In the Darkroom Mirror series (2017-2018), Sepuya positions his camera and tripod in front of a mirror, depicting himself—occasionally accompanied by the limbs of a companion—in the act of taking...
In the Darkroom Mirror series (2017-2018), Sepuya positions his camera and tripod in front of a mirror, depicting himself—occasionally accompanied by the limbs of a companion—in the act of taking a photograph. Through revealing his own tools and apparatuses, Sepuya presents artificial, enigmatic scenes that raise questions about the medium’s processes of exposure and concealment, the relationship between surface and depth, and the connection between the lens and the mirror as devices of capture and reflection. The mirrors in Sepuya’s images often bare palimpsestic traces of smudging, disturbing the transparency of the picture plane and heightening the photograph’s tactility.

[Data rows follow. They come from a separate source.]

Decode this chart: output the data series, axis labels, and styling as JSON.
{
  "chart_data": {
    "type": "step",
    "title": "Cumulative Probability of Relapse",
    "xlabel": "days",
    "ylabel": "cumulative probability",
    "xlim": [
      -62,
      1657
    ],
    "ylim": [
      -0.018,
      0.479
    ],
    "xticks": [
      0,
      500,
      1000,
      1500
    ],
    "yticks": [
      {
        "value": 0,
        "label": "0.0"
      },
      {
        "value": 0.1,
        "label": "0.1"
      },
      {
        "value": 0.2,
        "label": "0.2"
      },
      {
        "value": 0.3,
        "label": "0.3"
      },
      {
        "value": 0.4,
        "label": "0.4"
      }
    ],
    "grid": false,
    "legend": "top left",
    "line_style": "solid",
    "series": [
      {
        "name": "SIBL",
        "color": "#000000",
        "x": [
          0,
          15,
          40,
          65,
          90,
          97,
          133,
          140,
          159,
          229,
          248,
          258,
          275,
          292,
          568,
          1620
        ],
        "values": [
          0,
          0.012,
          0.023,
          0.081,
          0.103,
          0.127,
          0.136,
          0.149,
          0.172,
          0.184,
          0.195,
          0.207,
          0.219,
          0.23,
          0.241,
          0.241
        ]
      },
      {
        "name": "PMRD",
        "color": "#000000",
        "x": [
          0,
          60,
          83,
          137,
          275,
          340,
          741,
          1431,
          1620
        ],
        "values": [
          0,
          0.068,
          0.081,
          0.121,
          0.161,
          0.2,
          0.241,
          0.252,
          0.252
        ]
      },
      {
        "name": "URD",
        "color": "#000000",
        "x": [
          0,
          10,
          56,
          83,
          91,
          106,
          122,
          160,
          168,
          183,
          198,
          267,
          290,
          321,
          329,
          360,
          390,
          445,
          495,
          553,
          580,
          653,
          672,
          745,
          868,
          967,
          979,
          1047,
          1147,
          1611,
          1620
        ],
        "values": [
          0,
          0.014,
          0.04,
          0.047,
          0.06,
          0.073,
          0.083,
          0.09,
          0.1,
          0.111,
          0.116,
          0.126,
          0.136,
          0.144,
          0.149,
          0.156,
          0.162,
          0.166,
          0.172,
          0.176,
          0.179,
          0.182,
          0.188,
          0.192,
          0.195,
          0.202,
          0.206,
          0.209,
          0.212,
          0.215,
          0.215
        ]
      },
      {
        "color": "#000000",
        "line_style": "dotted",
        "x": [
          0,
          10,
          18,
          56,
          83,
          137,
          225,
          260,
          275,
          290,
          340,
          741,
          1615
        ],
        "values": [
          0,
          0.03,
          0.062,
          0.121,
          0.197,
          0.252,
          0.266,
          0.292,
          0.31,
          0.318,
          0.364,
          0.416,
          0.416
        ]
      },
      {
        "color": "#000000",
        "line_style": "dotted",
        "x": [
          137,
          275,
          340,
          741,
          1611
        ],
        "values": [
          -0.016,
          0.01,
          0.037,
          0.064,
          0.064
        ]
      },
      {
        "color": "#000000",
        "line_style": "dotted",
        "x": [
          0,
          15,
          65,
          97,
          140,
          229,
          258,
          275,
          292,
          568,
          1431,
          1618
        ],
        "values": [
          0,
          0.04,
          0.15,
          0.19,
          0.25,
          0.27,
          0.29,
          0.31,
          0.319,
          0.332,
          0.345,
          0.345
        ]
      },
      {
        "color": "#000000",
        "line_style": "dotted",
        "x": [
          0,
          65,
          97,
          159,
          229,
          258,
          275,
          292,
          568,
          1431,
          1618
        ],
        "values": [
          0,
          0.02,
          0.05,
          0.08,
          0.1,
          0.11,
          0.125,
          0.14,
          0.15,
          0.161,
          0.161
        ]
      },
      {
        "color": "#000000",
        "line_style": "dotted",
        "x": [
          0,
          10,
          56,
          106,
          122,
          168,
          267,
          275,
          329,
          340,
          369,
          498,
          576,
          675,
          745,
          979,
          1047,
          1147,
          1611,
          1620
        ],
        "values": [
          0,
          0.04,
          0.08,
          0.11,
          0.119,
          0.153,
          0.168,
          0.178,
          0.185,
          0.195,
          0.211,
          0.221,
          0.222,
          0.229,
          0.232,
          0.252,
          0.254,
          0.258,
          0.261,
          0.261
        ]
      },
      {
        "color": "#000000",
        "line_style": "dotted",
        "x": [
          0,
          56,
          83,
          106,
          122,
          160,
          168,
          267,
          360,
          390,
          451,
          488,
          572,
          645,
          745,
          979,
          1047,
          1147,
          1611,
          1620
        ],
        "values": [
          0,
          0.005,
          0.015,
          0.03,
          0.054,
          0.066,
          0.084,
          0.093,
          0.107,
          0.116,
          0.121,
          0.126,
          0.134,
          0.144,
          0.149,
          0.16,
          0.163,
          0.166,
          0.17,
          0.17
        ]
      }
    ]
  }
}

Sepuya’s work also engages with the suggestive, unstable meanings of “darkroom,” which refers to, in the artist’s words, “both the historical origin of the photographer’s craft as well as the privileged yet marginalized site of queer and colored sexuality and socialization.” The personal and the professional collide in Sepuya’s studio, as his subjects are not strictly models but also friends, lovers, peers, and members of the queer community. Such intimate depictions explore complex intersections of desire, collaboration, and creative exchange. They also imagine the studio as a site for expanding the possibilities of queer subjectivity and expression.